Esercizio provvisorio
e blocco dell’Iva
Sogno di mezza estate

Il black out politico fa fare un sogno proibito di mezza estate a chi considera prioritario, senza se e senza ma, rimettere sotto controllo i conti pubblici italiani. Un sogno talmente proibito che è inconfessabile, e certamente nessun politico farà proprio: prima di tutto sbloccare la clausola di salvaguardia Iva, e in secondo luogo far andare il bilancio dello Stato in esercizio provvisorio il 31 dicembre. Due mosse che hanno il vantaggio di non essere prese da nessuno: intervengono in automatico. Basta lasciar scorrere il tempo, e dire che è colpa di altri, in particolare di chi ha creato la crisi, se non si può provvedere diversamente. Due mosse non certo indolori, intendiamoci, anzi - specie la prima - devastanti per il settore commerciale, come denunciano Confcommercio e Confesercenti.

Ma è pur vero che il meccanismo Iva prima o poi dovrà essere sbloccato, perché è una specie di valanga. Inizialmente di pochi miliardi, vale oggi, otto anni dopo, 23 miliardi, e nel 2020 salirà di altri 5, e così via. Gravare i consumi di 23 miliardi è chiaramente un problema insostenibile sia per gli acquirenti che per gli esercenti. Questi ultimi vivono già una crisi quasi esistenziale perché schiacciati dall’aumento degli affitti nei centri storici (fuori ci sono i centri commerciali) e dall’e-commerce.

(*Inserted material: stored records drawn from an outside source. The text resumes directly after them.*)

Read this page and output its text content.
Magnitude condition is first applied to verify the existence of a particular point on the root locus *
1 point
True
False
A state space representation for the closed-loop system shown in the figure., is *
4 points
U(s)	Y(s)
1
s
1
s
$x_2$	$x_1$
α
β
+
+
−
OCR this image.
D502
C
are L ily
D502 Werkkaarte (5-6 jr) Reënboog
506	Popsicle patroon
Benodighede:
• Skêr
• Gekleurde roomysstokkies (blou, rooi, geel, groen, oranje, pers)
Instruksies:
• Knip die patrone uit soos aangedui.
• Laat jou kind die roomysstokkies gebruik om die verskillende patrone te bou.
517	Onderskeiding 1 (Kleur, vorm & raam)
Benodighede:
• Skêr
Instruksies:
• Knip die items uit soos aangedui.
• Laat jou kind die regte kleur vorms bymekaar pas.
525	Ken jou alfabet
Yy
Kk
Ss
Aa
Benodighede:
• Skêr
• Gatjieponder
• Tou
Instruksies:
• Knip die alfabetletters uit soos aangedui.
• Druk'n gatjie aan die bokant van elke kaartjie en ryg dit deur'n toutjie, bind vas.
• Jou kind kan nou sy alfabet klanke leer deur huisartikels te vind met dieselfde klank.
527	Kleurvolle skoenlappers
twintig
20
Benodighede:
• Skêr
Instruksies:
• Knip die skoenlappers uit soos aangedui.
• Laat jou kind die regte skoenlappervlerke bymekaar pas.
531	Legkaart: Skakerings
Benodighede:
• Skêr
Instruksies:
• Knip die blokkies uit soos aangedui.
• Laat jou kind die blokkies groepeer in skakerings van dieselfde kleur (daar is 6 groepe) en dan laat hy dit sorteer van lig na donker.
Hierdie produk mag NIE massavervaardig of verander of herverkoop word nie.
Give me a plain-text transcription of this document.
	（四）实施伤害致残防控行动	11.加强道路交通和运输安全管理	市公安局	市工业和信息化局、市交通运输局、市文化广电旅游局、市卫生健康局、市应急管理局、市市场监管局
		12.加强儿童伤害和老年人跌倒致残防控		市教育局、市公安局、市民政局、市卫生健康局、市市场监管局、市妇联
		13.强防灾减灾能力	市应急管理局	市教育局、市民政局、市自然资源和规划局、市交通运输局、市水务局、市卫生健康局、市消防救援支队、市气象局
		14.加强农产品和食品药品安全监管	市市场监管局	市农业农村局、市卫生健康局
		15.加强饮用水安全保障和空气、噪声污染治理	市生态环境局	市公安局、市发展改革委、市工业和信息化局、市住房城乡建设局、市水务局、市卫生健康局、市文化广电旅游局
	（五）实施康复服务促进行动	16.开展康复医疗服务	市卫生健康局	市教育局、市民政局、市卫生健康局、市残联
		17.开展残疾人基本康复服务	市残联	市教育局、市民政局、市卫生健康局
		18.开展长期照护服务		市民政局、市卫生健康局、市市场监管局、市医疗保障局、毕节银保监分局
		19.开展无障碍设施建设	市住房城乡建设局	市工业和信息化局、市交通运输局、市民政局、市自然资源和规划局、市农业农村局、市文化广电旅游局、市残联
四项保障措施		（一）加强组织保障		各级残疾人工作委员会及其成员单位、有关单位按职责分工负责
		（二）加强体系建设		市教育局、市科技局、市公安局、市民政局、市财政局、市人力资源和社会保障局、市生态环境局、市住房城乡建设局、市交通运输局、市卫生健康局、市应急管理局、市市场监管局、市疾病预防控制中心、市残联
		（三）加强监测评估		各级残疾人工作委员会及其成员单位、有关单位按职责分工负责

Ne soffrirebbero anche settori come la ristorazione e il turismo, nonché in generale i servizi, che non sono stretti da questa tenaglia ma hanno problemi di credito e di costo del lavoro. E a macchia d’olio coinvolgerebbe manifattura e artigianato. È il costo dell’effetto composto di una gestione dell’economia portata avanti mettendoci una pezza all’anno. Con la differenza che all’inizio la copertura ha effettivamente attinto a tagli, ed ha dunque avuto un effetto in parte virtuoso, ma poi ha fatto ricorso a coperture a debito. Dopo otto anni e cinque governi è ormai questione prioritaria per qualsiasi esecutivo futuro, ma siamo in tempi in cui la questione consenso da fisiologica è diventata una ossessione, togliendo respiro a politiche di lungo termine, quelle che distinguono uno statista da un politicante che chiama numerini le regole inesorabili dell’economia. Certamente, chiunque dovesse guidare il Paese con un minimo di senso di responsabilità dovrebbe prendere in mano la questione e infatti anche nelle retrovie della crisi politica attuale, si sussurra di interventi parziali, di ristrutturazione delle aliquote o di proroga di qualche mese del blocco. Ma è elementare constatare che se ogni anno si deve impostare una politica di bilancio partendo da -23 o -28 miliardi, spazio per qualunque altra cosa non ce n’è, e far debiti all’infinito non è possibile. Per il 2020 bisognerebbe reperire almeno 40 miliardi. Altro che riduzione delle tasse.

Quanto al secondo tema, l’avvio a gennaio dell’esercizio provvisorio, è questione molto meno drammatica. Sarebbero bloccate tutte le spese ai medesimi livelli dell’anno precedente per un numero massimo di 4 mesi. Negli Usa il sistema è ben più drastico, perché l’intero settore pubblico, in casi come questo, non viene più finanziato, stipendi e pensioni compresi. È accaduto anche a Trump, e ha dovuto arrendersi.

Da noi, nei primi 50 anni, è accaduto ben 33 volte, e ha fatto da calmiere alla crescita della spesa. Dunque l’esercizio provvisorio non sarebbe un dramma come quello delle clausole Iva, e sarebbe anzi un bel raffreddamento delle spinte alla spesa.Non una soluzione, ma una dose di antibiotici utile.

Si arriverà a tutto questo? Se la crisi stessa del governo strano strano ha all’origine anche il timore di dover prendere per le corna problemi tanto complessi, non è certo una campagna elettorale che potrà dare una risposta seria, perché non si vede in giro molto coraggio dell’impopolarità.